Book Review: From Luby’s to the Legislature - One woman’s fight against gun control

ANNOUNCEMENT: Suzanna Gratia Hupp will be offering proponent testimony at the Wednesday, April 28 Senate hearing on SB239. Following the hearing, she will be appearing at Gander Mountain in Reynoldsburg, OH from approximately 2:30-4:00 PM for a book signing for her new book, From Luby's to the Legislature - One Woman's Fight Against Gun Control!

By Jim Irvine

Suzanna Gratia Hupp's new book, From Luby's to the Legislature - One Woman's Fight Against Gun Control, is much more than the story of the Luby's massacre that occurred in October of 1991.

It is a story about a girl and the lessons her loving parents taught her. It is about her family and events that made her the women she is today, the importance of being able to protect yourself, and the ability to change the world to make it possible (and legal) to protect your family in all the places you live.

Maybe it was because I already knew the story well. Maybe it was because I have met Suzanna before. Or maybe it was because I had just talked with her on the phone while sitting on an airplane about to depart Dallas/Fort Wroth Airport. Whatever the reason, I found that her book evokes much more emotion than the many other stories of killings I have read.

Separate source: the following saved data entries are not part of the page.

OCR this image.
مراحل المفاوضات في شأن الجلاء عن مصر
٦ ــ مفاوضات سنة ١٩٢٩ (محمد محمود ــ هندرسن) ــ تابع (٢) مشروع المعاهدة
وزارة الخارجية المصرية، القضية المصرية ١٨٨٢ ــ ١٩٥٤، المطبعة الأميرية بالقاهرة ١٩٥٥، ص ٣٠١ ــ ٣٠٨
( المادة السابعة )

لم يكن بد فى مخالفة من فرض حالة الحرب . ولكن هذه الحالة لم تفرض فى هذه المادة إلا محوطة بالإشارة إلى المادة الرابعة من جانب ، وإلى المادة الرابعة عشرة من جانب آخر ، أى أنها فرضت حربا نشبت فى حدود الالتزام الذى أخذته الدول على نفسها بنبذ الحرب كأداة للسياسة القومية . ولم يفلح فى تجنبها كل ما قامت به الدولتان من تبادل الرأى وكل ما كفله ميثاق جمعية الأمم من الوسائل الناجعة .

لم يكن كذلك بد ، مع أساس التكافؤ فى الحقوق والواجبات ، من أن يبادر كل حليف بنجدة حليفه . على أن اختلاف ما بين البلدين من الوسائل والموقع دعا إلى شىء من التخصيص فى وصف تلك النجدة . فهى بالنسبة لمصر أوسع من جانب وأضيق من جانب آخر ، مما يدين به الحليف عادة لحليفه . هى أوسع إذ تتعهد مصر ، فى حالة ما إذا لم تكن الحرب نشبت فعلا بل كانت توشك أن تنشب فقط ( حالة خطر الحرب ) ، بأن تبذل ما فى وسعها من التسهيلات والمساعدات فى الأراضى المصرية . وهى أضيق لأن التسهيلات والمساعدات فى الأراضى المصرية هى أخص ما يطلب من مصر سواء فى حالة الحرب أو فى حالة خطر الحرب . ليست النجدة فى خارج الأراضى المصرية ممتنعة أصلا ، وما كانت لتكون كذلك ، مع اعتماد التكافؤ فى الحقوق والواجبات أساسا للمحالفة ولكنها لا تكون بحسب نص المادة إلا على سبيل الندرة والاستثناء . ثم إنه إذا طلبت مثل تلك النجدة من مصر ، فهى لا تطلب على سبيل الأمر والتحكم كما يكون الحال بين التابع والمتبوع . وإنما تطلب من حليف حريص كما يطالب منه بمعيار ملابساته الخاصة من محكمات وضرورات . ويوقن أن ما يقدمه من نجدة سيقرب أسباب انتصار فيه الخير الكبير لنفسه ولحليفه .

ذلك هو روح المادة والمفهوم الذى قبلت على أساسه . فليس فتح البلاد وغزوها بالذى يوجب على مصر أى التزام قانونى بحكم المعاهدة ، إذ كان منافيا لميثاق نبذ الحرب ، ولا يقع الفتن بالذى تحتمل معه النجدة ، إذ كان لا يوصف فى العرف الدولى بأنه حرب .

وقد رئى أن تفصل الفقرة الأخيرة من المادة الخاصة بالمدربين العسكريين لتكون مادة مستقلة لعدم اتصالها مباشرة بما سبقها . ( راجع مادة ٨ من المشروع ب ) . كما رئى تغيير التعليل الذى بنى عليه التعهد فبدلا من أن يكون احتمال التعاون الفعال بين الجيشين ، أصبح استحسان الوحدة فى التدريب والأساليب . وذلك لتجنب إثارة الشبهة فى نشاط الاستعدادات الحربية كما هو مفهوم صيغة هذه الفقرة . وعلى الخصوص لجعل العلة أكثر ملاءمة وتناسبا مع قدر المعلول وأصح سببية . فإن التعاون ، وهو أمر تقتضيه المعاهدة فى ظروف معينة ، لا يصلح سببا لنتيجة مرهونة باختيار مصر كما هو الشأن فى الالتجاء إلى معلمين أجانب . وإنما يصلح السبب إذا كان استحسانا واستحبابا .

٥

Hupp's book is different from the others and anyone on either side of the "gun control" debate will learn from it.

All of us will experience tragedies in our life. Few will experience the gut-wrenching emotion of having our parents gunned down in front of us, or the guilt of not being able to help them.

The true test of a person is what they do after such a tragedy. We all owe Suzanna Hupp a debt of gratitude for the countless times she has had to endure reliving and retelling her story. Even after moving on in her career and family, she continues to make sacrifices in her life in order to educate others. She is determined that no one else should have to endure a similar nightmare. For that alone, we all owe her thanks.

Many people are familiar with the infamous killings at the Luby's cafeteria in Killeen Texas. While I have read several accounts of that day, I learned many new details, such as the story of "Sara," another woman who was killed by a shot to the head. She had a handgun, but it was locked in her car. Such are the results of gun control laws.

This is really not a book about a killing, but rather the people affected by the killing. Those who follow the law live or die with the consequences of "feel good" gun laws. Break the law and face a felony conviction or go unprotected for a brief time. We’ve all made that choice.

Why do legislators force such a decision on good people? How do we help them understand the consequences of these bad laws? What can you do to make a difference? That is what Hupp's book is about.

It is an enjoyable book, with some heartbreaking pages. I smiled, winced, chuckled, even cried. It is a book about life. It covers events before, during, and after the killing. It is written by someone who understands that "common sense gun control" is the opposite of what Sarah Brady and her ilk are pushing.

It is the story of Suzanna Hupp's personal life and the consequences of letting the anti-gun types write laws governing a product they want to ban. But make no mistake, this is not some powder puff read. Hupp knows exactly what the Second Amendment is for, and she has not been content to just preach to the choir.

The normal, everyday events leading up to the killing of her parents show how similar her life is to ours. We are familiar and comfortable with the people and places around us. We enjoy the simple times with friends. Hupp shows us how this innocence can end in an instant.

The book is full of interesting tidbits, like one about Senator Chuck Schumer. No matter if you like or loathe him, Suzanna offers a powerful example of the sort of person he really is.

Hupp includes an appendix with the Declaration of Independence, the Bill of Rights, and a letter to the editor written by her dad. His letter was not on the topic of guns, but after reading it, I wish I could have met him. I suspect many others will feel the same way.

Suzanna Hupp is a daughter, a victim and a target for media coverage. She has been a voice of reason, an expert witness for your rights, and a legislator fighting for them.

This courageous women has spent much of her life doing everything in her power to ensure we have the ability to stop a madman from killing our families – a right she was denied. Her story is interesting and compelling.

For those who believe in the right to bear arms, and especially for those who don't, this is a must read book.